I told her to start at the beginning. She picked up another breadstick and tortured it while she told me the tale.
She’d had a bad work day, a worse work week. There was no one waiting for her at home. Her friends had plans for the weekend, and she was staring at two whole days of nothing except Netflix and a bottle of cheap red wine. She stopped at the Oceanview Hotel because it was on the way home and she actually liked the bar and grill housed in it, a place called Music Macaw’s. She wanted a pina colada and to maybe be hit on by the businessmen stuck there for a weekend sales seminar.
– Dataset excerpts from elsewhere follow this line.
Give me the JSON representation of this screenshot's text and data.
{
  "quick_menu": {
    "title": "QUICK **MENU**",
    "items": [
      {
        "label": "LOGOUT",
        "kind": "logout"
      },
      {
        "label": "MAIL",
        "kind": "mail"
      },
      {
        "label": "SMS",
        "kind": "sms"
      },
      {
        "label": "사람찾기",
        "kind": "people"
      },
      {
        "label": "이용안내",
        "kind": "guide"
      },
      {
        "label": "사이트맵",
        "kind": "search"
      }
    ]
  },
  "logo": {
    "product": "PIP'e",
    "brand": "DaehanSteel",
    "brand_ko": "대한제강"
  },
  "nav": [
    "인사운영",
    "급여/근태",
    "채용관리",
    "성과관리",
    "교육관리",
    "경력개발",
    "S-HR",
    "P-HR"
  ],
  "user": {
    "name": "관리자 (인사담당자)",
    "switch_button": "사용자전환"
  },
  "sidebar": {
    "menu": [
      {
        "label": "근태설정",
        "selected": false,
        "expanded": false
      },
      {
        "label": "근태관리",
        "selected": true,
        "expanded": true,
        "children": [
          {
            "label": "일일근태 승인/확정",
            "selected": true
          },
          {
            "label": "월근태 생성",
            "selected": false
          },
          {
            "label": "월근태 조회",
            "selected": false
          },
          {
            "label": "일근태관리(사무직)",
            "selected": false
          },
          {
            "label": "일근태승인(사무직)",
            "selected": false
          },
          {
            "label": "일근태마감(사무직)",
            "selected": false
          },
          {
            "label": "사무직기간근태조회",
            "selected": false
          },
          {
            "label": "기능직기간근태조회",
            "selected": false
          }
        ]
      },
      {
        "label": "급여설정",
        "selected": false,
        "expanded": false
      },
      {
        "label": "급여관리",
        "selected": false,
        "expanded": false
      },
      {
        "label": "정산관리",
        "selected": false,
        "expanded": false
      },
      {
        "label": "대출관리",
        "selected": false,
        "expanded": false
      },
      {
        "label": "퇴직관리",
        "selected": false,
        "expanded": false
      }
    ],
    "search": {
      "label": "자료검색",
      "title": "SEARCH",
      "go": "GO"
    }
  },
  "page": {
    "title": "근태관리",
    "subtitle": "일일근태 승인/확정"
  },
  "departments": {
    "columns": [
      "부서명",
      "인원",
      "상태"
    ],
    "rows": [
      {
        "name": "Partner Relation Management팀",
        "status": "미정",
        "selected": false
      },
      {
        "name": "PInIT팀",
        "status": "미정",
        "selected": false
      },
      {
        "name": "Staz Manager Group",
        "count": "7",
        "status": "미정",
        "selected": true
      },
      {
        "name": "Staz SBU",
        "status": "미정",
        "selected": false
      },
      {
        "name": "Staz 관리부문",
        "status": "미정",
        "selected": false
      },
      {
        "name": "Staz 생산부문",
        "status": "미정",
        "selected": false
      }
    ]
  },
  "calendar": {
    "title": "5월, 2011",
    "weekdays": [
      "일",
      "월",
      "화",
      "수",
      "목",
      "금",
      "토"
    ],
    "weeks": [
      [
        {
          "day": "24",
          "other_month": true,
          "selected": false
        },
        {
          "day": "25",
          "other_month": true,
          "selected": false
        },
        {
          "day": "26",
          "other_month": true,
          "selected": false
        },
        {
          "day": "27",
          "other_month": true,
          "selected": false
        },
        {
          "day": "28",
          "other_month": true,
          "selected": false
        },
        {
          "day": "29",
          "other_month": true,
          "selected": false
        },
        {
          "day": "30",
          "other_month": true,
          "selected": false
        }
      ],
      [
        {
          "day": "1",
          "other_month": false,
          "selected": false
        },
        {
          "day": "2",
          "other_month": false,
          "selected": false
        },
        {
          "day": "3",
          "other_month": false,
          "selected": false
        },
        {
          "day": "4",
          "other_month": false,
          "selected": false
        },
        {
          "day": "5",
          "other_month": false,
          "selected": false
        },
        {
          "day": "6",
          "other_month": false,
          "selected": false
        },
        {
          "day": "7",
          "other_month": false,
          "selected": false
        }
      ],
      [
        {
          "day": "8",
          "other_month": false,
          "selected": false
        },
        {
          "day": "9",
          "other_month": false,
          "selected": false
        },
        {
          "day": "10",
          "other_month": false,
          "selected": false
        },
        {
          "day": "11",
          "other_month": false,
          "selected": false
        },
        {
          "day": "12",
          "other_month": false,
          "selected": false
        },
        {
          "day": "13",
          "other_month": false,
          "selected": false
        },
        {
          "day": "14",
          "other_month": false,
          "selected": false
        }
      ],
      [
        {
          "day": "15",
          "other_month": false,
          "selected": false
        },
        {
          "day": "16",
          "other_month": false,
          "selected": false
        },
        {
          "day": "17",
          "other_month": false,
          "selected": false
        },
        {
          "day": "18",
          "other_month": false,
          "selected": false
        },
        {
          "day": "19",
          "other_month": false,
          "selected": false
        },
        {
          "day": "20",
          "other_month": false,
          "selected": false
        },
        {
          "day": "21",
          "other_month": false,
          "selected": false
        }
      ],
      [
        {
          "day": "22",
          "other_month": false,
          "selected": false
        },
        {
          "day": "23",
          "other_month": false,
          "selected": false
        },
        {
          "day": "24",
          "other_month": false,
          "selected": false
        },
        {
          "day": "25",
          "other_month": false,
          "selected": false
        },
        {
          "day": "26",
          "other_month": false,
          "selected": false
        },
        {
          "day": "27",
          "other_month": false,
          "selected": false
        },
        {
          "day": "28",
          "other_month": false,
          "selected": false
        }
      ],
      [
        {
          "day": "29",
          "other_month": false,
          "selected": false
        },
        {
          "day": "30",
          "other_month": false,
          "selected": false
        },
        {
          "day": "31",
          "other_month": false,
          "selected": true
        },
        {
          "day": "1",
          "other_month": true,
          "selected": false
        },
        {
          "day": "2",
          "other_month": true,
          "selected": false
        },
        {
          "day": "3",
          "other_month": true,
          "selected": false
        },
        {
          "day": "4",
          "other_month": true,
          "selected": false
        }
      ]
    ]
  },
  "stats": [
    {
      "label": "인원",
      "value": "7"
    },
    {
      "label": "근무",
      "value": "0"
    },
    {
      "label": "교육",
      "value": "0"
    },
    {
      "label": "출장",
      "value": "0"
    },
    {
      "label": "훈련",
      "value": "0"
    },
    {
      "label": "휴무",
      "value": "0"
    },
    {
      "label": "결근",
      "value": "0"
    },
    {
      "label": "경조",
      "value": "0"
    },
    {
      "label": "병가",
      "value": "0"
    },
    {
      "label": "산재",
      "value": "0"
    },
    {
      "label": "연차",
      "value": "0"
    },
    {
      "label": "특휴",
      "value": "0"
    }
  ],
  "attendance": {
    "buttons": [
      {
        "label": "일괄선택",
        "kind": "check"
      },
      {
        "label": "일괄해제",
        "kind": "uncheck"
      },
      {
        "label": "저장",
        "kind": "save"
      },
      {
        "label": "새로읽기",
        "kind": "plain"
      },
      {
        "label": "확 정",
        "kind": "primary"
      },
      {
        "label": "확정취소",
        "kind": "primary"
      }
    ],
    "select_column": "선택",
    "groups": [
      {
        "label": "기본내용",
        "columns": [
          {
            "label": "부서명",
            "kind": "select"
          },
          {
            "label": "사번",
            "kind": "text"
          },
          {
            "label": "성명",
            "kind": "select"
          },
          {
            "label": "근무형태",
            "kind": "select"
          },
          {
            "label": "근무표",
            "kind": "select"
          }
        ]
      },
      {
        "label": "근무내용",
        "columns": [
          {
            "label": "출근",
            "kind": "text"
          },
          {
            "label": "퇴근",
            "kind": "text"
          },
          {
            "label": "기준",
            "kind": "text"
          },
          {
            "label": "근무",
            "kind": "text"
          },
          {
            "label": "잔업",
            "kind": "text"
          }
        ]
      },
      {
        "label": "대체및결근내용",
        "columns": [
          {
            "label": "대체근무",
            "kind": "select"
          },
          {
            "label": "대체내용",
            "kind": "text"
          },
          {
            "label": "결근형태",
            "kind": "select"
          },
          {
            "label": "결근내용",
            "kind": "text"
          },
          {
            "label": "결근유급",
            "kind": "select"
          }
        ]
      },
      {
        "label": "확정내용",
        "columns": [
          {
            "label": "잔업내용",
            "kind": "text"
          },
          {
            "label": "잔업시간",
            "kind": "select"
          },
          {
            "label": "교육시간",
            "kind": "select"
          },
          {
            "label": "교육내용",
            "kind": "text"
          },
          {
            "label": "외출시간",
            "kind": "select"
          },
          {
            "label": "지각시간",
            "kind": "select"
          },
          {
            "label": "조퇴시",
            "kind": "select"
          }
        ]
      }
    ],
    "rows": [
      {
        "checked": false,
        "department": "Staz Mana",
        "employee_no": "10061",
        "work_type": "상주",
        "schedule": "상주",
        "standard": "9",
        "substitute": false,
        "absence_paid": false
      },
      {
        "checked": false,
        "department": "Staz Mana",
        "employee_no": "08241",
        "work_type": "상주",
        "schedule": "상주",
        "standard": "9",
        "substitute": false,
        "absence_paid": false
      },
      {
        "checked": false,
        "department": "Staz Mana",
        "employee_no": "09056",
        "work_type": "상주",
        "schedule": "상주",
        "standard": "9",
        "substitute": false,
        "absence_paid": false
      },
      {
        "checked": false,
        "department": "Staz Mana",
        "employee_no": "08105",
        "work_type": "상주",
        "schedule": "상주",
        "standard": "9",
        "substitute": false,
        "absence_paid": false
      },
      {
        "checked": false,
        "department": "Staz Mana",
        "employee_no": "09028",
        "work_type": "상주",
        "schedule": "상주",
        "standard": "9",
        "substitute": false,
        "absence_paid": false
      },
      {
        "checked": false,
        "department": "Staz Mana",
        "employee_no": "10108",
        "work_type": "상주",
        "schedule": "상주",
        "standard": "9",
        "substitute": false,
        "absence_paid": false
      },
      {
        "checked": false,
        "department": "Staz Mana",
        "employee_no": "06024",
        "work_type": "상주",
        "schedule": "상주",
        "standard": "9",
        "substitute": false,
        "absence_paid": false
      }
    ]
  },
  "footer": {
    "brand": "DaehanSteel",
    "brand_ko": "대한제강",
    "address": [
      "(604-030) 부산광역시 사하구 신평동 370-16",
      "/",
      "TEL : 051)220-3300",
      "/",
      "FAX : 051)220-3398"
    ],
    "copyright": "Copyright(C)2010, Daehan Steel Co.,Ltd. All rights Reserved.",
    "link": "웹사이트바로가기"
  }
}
She sat at the bar and sipped her drink, but failed to interest anyone except for a fat guy in dirty orange Nomex coveralls. She was just about to leave when her future Romeo sat down on the stool next to hers.
I cut in and asked for a description.
Jennifer took a deep breath. “I can’t. Not really. He looked . . . average. Average height, average weight. Brown hair. A little pale, but not a lot. He didn’t have a big nose, or a small one. You know who he reminded me of? Someone you’d see behind a famous actor in a movie. One of those extras, someone who’s there just to take up space. Someone they need to stand in the background.”
I said, “There must be something about him. When you were . . . with him, did you notice any tattoos? Moles? Scars?”
“I told you I don’t remember being with him. And . . . and okay, there was something about him. His eyes. They were very green. Bright green. I thought they were contacts.”
“All right.” I pulled out a small notebook and a pen from the inside pocket of my leather jacket and jotted down eyes – bright green, contacts? I tapped the pen on the page as I said, “Mister Average Guy sat next to you. What happened next? He give a name? Hopefully a Social Security number?”
He did give a name. Curt Connors. No SSN, though. They talked. Nothing specific. Nothing that stuck out. He bought a beer, a Shiner Bock. She bought another pina colada . More talking. Then, something happened. She blushed when she told me.
“I wanted him. I can’t explain it. I’ve never felt that way before. I just had to have him, right then. I might have taken him right there in the bar, if we’d been alone.”
I smiled as I said, “And you’re sure he didn’t slip anything into your drink? Spanish Fly, maybe?”
She pushed her plate, littered with breadstick remains, away from her. “I’m sure. He knew it, I think. How I was feeling. He took my hand, he said he had a room, and that’s it. I remember riding the elevator. We got off on the fifth floor. And that’s all I remember.”
“Until the next morning.”
“Until the next morning. When I woke up, alone. There was nothing in the room, no suitcase, no shaving kit.”
“Okay.” I scribbled down some of what she’d said, what I thought might be important. I asked about the bartender in Music Macaw’s. She gave me a decent enough description. We parted ways a few minutes later, and once I was outside the restaurant, I phoned the man who’d given her my number and gave him hell.